New Yorker Fiction Review #159: "Gender Studies" by Curtis Sittenfeld

From the August 29, 2016 issue...

Great story. Curtis Sittenfeld manages to accomplish a lot in a very short amount of space, and in a tale that takes place over the course of about 18 hours. There is a complex character with a lot of baggage relating to a recently dissolved relationship, who finds herself in a "situation" with a man she's just met, only to stop short of actual coitus because she feels he has tricked her, and only to regret having stopped it later.

Title "Gender Studies" comes from the fact that the main character, Nell, is a Gender Studies professor. The man she meets, her cab driver, is a Trump supporter, but despite that, she warms to him ever so slightly, and somewhat in spite of herself, enough to almost sleep with him.

If nothing else, the story serves as a cultural snapshot of a very specific period in time, late summer of 2015, in which a Trump candidacy was still the butt of jokes (not funny anymore!) and of the kind of "clash" ensues when a grass-fed beef eating, liberal professor encounters and has to deal with a man from the flyover states with whom she would otherwise have nothing in common.

Memorable to me about this story is Nell's looking back at her now broken relationship with Henry, the man who dumped after 11 years for one of his much-younger student, and cringing at how insufferably hipster they were at one point; a lament it seems you can only have in your mid- to late-30s.
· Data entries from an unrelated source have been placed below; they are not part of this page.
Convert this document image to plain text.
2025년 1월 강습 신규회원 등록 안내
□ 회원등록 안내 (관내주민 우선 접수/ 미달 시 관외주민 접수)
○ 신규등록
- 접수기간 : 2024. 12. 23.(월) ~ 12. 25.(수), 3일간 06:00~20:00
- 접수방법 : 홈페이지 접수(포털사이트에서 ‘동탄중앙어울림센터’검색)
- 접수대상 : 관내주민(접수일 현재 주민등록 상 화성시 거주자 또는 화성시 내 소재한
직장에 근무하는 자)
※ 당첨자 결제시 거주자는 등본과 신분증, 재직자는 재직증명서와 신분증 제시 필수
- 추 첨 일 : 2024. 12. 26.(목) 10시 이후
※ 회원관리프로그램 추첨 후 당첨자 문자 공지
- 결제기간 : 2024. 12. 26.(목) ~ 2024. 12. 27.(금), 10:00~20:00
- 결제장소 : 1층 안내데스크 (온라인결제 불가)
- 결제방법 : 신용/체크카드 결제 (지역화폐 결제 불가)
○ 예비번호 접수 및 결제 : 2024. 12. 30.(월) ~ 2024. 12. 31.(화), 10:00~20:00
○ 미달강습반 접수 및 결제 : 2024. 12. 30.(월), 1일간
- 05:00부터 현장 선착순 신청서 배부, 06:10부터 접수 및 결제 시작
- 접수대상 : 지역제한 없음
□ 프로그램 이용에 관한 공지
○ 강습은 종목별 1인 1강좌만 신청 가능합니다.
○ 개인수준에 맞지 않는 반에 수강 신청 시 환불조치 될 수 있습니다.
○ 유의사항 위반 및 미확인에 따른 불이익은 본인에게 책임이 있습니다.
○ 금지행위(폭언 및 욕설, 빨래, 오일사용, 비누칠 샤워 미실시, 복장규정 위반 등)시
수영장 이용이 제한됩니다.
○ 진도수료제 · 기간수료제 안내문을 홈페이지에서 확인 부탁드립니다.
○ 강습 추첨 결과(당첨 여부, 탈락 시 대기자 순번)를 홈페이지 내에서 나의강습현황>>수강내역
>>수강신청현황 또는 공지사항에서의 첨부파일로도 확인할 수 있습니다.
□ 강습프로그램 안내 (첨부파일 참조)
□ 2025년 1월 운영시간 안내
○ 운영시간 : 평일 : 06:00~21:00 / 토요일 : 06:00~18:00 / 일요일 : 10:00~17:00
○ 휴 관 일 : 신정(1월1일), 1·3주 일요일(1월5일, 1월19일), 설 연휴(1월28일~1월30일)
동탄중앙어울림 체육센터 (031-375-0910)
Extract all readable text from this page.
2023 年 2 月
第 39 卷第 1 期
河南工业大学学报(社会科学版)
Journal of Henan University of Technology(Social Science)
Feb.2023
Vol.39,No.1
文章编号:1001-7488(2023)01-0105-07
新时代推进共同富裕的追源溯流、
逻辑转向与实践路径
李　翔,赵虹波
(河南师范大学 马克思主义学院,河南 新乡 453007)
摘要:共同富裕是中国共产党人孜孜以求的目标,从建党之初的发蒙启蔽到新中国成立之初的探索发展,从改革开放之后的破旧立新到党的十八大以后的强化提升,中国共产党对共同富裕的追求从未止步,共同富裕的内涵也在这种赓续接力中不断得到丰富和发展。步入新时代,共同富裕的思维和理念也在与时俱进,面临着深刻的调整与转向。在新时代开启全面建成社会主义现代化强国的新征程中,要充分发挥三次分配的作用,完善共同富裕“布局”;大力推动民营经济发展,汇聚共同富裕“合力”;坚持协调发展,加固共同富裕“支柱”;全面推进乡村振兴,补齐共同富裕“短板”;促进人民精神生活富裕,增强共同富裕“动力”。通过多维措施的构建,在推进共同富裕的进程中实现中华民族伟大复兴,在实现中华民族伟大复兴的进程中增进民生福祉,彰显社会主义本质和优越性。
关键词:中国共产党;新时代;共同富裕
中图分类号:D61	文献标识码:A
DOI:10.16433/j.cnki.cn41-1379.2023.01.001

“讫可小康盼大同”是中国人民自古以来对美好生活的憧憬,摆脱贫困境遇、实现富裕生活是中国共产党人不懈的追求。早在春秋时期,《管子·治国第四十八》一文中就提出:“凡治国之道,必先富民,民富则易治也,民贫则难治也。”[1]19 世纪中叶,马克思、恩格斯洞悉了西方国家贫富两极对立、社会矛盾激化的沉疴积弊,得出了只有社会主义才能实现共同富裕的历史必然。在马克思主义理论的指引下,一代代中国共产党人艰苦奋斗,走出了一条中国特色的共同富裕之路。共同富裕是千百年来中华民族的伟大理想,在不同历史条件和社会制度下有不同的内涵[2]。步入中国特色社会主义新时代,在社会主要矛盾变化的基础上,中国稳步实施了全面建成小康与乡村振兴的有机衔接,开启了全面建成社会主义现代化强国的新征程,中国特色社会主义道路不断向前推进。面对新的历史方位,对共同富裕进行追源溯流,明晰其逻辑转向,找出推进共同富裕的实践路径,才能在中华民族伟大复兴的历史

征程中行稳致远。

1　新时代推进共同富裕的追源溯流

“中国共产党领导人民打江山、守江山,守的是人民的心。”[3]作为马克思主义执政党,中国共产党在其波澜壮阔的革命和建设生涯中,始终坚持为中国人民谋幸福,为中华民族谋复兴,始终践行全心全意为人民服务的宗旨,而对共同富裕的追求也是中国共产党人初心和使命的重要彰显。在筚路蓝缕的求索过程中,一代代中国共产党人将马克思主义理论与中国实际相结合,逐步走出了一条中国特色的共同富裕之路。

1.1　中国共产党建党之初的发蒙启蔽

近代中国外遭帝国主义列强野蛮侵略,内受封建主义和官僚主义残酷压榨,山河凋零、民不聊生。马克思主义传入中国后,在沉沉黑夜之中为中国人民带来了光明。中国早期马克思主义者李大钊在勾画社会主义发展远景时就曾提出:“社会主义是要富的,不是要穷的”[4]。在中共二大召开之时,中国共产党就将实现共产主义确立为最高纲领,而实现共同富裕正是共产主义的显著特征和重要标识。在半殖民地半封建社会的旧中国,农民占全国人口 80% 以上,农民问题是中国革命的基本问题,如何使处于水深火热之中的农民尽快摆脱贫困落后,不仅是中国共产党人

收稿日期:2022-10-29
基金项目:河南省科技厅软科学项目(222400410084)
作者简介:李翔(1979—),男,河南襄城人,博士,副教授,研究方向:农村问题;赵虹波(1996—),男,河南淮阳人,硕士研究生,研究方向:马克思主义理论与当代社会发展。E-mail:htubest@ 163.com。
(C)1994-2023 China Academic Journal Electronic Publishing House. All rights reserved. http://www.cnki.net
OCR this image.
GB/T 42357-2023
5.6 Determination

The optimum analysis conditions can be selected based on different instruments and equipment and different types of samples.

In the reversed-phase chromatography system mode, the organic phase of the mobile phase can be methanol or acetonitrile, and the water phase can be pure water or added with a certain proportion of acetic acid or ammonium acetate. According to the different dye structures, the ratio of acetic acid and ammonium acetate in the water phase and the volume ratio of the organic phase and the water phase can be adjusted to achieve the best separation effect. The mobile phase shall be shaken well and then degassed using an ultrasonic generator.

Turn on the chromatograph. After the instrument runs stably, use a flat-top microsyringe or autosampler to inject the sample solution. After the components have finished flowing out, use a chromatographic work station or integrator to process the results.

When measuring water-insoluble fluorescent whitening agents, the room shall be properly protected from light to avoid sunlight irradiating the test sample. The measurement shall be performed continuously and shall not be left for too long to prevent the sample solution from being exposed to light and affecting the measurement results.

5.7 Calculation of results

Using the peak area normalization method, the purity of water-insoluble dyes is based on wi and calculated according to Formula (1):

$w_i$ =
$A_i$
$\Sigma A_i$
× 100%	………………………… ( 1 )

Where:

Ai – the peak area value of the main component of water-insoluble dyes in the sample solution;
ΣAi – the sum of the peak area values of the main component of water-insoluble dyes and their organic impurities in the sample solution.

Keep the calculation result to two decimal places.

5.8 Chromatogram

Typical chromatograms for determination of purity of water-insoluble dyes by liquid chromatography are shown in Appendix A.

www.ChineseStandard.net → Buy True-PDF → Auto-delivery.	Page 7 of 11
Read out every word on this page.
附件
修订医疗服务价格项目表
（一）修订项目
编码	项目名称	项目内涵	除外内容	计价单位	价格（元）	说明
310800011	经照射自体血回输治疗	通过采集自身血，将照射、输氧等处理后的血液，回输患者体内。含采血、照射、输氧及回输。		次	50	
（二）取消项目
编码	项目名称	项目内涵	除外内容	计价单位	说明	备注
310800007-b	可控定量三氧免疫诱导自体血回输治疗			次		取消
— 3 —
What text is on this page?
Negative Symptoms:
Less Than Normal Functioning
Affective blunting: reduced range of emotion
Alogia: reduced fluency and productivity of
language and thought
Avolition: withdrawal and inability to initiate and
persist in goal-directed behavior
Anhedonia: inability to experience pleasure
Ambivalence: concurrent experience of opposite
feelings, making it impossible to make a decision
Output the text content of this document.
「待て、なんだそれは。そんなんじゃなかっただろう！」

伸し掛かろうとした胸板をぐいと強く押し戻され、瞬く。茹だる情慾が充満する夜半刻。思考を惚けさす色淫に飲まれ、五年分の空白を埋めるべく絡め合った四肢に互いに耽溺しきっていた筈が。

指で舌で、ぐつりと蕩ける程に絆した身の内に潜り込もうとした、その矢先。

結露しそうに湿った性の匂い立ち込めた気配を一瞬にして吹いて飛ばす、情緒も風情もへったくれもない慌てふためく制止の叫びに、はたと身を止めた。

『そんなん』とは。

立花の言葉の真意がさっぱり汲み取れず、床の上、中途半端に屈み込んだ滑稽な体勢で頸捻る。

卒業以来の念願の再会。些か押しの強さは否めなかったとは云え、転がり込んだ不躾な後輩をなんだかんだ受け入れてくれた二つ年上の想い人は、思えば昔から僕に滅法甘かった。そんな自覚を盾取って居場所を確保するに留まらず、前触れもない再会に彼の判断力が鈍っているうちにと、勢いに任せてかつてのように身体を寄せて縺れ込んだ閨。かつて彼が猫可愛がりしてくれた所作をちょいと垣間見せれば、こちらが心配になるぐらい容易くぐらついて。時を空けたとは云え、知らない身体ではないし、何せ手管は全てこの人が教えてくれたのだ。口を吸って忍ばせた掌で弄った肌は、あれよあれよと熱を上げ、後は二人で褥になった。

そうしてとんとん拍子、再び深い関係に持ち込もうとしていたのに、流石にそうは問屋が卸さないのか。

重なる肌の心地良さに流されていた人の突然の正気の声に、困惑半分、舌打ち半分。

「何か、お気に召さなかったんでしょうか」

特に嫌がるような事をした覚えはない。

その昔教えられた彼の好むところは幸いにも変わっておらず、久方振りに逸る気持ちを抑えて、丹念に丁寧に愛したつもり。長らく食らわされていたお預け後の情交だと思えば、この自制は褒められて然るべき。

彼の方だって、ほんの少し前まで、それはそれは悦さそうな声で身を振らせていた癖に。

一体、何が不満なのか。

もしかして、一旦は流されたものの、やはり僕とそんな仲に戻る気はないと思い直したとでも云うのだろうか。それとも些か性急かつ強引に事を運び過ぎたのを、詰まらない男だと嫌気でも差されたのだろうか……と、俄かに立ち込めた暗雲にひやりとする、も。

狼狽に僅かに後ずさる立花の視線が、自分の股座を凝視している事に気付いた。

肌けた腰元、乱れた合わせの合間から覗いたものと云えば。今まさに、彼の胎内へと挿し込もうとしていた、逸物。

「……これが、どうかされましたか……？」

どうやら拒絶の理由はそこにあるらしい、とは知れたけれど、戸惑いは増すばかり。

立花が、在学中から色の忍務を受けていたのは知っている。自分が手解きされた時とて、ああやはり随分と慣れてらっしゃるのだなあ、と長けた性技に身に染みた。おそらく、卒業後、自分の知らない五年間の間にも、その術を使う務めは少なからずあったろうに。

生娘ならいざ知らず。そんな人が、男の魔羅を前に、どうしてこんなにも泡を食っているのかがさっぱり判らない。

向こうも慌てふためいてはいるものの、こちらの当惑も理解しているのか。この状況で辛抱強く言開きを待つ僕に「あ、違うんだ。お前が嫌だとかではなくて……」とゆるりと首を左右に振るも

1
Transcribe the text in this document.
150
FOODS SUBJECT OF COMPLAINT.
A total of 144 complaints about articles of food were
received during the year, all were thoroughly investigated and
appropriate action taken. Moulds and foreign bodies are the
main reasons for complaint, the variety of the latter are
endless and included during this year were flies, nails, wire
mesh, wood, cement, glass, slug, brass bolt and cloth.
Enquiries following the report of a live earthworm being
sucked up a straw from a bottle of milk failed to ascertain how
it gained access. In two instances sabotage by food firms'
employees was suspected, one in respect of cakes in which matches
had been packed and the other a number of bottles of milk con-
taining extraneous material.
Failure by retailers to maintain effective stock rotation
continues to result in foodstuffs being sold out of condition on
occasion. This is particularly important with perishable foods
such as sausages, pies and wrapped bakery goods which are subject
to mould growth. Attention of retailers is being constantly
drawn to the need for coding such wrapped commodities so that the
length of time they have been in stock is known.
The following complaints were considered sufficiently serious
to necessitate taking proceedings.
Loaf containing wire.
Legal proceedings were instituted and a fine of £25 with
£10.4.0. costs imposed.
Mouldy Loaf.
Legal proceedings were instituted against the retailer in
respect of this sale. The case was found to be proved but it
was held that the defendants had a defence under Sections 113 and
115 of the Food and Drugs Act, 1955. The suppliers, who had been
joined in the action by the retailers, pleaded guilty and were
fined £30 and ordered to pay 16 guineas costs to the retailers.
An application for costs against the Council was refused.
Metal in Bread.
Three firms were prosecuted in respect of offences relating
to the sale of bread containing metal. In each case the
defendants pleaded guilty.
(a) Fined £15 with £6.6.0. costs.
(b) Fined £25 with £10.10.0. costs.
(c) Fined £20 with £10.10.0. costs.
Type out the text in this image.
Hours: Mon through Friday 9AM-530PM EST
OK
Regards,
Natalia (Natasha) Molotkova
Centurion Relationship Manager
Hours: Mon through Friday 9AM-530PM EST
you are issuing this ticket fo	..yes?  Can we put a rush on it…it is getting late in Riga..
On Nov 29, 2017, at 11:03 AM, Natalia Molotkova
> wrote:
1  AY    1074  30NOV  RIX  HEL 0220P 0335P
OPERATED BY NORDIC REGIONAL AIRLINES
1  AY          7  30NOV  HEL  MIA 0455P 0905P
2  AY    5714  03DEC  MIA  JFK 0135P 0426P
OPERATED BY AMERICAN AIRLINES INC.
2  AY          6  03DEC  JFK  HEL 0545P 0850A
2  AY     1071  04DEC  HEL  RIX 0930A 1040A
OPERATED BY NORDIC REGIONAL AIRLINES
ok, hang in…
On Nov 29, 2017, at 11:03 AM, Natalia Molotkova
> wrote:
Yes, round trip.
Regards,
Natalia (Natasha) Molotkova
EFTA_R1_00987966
For that reason alone, I think the story is especially poignant for me and probably for others of my age.

I will also remember Nell's looking back at her drunken, interrupted tryst with the cab driver, and how she felt she had been to harsh on him, a reminiscence which also causes her to think back to a kindness she regretted never performing in high school, toward a classmate whose father had died of cancer. This is a "zone" I appreciate in fiction, and particularly in short stories, where it seems more potent for the limited amount of space in which it happens. It is the feeling of looking back and connecting life's events and maybe drawing some meaning, maybe not, but just acknowledging that life is complicated and that we don't always make the moves we should have made, and living with the regret of that.

Pretty powerful sentiment to be found in the pages of a 3,000 word story.